Answer: 7.98 grams of [tex]Fe_2O_3[/tex] are produced if 10.7 grams of [tex]Fe(OH)_3[/tex] are reacted.
Explanation:
To calculate the number of moles, we use the equation:
[tex]\text{Number of moles}=\frac{\text{Given mass}}{\text{Molar mass}}[/tex] .....(1)
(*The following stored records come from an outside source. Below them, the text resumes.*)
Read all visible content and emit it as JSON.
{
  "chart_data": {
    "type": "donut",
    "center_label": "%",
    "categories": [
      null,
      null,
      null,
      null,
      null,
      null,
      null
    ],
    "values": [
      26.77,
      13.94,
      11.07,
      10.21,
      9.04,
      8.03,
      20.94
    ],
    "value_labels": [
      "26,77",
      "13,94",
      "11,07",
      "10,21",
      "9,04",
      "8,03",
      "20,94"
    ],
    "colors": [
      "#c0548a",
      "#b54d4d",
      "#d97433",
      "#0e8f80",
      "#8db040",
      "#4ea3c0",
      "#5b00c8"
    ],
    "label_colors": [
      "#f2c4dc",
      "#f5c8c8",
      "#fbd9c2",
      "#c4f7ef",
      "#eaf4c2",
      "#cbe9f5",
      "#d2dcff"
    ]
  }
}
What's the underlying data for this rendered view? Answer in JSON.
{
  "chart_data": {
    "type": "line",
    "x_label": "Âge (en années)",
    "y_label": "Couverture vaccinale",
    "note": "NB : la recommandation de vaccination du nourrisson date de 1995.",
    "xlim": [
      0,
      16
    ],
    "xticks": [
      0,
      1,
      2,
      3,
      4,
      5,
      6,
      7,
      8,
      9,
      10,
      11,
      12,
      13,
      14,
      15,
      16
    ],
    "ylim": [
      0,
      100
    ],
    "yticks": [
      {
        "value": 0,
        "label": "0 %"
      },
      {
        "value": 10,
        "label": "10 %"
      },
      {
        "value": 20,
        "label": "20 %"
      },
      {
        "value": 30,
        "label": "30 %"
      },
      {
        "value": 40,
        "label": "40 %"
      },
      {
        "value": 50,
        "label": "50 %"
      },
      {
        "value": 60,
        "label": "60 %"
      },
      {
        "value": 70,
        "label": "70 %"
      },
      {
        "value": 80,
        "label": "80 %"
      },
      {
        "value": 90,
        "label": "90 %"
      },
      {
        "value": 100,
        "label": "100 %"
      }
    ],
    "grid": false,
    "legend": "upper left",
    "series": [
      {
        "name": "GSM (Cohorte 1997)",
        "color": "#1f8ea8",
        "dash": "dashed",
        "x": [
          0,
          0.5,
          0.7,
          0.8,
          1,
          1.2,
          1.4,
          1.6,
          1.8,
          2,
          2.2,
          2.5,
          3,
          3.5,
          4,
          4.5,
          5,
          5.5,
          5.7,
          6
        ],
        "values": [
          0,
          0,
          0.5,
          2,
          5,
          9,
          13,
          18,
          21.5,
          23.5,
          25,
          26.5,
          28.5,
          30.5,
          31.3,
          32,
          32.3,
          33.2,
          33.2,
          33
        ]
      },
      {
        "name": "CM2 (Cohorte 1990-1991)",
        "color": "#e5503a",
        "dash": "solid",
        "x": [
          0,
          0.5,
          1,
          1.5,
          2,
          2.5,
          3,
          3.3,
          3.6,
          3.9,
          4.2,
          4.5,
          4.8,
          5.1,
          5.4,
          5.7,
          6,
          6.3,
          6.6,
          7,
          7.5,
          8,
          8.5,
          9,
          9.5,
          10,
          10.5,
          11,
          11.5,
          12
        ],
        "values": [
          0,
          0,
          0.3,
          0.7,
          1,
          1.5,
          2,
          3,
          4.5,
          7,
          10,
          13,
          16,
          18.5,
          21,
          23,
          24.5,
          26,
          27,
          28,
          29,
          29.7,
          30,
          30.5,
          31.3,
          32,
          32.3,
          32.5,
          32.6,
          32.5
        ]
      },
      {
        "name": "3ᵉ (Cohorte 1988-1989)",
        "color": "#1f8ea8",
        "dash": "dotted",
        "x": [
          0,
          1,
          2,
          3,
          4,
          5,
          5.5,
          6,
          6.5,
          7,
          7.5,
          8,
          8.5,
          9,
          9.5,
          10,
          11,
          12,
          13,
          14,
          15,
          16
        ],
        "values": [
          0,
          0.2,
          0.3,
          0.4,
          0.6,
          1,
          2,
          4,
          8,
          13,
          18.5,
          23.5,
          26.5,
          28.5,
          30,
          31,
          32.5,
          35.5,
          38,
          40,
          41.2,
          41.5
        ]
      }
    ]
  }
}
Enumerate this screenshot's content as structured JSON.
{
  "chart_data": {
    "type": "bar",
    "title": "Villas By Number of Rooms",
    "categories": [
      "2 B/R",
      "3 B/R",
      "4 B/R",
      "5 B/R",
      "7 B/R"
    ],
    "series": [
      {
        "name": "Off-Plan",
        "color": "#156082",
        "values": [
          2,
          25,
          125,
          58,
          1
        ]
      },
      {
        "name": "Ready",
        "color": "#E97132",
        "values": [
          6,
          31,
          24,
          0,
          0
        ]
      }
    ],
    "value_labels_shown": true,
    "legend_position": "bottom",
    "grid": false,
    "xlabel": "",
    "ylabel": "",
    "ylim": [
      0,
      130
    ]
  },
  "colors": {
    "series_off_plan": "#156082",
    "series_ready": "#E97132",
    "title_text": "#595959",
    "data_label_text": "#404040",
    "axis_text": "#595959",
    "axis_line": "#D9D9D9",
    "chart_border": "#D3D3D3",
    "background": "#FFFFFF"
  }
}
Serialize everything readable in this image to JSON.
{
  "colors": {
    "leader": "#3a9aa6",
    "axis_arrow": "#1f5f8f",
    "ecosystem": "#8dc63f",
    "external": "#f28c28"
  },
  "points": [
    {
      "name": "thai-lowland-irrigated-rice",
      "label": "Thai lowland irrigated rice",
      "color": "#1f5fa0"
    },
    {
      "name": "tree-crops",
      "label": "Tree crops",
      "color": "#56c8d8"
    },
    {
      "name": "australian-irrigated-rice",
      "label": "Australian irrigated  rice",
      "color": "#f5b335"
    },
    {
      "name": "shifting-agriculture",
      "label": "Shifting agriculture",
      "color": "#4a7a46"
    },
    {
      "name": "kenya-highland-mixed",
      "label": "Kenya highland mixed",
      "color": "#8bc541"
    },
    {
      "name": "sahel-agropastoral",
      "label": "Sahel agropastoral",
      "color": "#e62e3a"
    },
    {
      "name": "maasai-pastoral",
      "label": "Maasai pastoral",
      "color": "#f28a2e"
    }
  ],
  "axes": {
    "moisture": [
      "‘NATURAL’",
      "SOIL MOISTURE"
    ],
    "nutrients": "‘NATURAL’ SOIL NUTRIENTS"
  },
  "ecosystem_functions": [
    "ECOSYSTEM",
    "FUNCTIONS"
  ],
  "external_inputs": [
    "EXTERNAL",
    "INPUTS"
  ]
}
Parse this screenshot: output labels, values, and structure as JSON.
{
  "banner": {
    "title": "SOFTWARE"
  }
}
Putting values in equation 1, we get:
[tex]\text{Moles of} Fe(OH)_3=\frac{10.7g}{106.87g/mol}=0.100mol[/tex]
The chemical equation for the reaction is
[tex]2Fe(OH)_3\rightarrow Fe_2O_3+3H_2O[/tex]
By Stoichiometry of the reaction:
2 moles of [tex]Fe(OH)_3[/tex] produce = 1 mole of [tex]Fe_2O_3[/tex]
So, 0.100 moles of [tex]Fe(OH)_3[/tex] produce= [tex]\frac{1}{2}\times 0.100=0.05mol[/tex] of [tex]Fe_2O_3[/tex]
Mass of [tex]Fe_2O_3[/tex] =[tex]moles\times {\text{Molar Mass}}=0.05mol\times 159.69g/mol=7.98g[/tex]
Hence 7.98 grams of [tex]Fe_2O_3[/tex] are produced if 10.7 grams of [tex]Fe(OH)_3[/tex] are reacted.